Publié le 26 Sep 2016 - 00:58
PARTIE D’HISTOIRE

Aux origines du tam-tam au Sénégal

 

Le tam-tam fait partie de l’arsenal instrumental sénégalais. Alors une question nous vient à l’esprit : où est né cet instrument. Beaucoup le voient souvent, lors des cérémonies ou soirées culturelles, mais ignorent ses origines. EnQuête a mené une enquête pour vous auprès des grandes familles griottes sénégalaises connues et reconnues dans l’art de battre le tam-tam.

 

‘’Le tam-tam est apparu en premier dans le Sine, le Djolof, le Baol, le Saloum et le Kadior. C’est avec des rois comme Amary Ngoné Sobel, Buur Sine Coumba Ndoffène, Bourba Djolof qu’il fait son apparition’’, dixit Momar Diop Faye dit Mor Diop, chef de file de la troupe ‘’Keur-Gui’’ de Bargny. Ainsi, cet instrument serait né au moment où le Sénégal était constitué de divers royaumes, c’est-à-dire entre le 13e et le 14e siècle. Seulement, si les interviewés ne veulent pas avancer une date exacte, même si le tambour major sérère Omar Thiam pense qu’il est apparu entre le 7e et 8e siècle, ils s’accordent tout de même tous à dire qu’il est né dans le Sine, d’où d’ailleurs son appellation ‘’Junjung ya ca Siin’’.

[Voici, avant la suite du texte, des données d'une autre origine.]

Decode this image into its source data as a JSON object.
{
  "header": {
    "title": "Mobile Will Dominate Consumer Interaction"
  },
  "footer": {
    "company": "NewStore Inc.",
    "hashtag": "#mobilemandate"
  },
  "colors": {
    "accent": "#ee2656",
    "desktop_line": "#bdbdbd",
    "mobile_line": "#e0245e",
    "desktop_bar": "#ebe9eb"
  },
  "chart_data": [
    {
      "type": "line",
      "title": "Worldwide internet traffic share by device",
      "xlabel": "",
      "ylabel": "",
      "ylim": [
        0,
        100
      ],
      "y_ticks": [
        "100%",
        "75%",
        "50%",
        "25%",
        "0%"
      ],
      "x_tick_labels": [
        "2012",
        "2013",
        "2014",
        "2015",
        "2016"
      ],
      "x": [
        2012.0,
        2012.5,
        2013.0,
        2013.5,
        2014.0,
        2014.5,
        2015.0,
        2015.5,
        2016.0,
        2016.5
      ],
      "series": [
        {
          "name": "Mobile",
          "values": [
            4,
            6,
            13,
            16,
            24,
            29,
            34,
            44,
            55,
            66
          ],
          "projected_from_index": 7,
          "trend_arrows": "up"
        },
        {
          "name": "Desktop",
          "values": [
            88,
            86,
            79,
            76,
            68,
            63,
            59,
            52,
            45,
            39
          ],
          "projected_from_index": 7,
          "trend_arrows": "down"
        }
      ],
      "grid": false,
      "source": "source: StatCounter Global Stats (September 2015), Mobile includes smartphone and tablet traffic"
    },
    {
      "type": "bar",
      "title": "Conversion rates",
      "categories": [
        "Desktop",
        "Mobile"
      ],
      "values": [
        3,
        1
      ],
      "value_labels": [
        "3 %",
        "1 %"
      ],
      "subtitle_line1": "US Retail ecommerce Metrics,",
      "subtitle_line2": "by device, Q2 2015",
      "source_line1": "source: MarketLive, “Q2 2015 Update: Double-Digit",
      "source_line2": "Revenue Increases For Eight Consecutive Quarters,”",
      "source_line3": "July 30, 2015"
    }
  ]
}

‘’On l’appelait ‘’lamb’’, après on l’a remplacé par ‘’Junjung’’. C’est pour cela qu’on dit : ‘’Junjung ya ca Siin’’, informe toujours Mor Diop. ‘’Nous pouvons dire qu’à l’époque des rois, on utilisait le ‘’xiin’’ pour les glorifier et les galvaniser. C’est à ce moment que l’on a commencé à vivre de cette culture. Au Sénégal, les Sérères sont les premiers à avoir utilisé cet instrument. Après, les wolofs se l’ont approprié’’, indique l’un des fils du regretté tambour major Doudou Ndiaye Rose, Tapha Ndiaye. Ce que confirme Mor Diop : ‘’A vrai dire, les  Sérères sont à l’origine du tam-tam. Ils invitent le tam-tam dans toutes leurs cérémonies (mariage, deuil, fête des récoltes, lutte, etc.)’’.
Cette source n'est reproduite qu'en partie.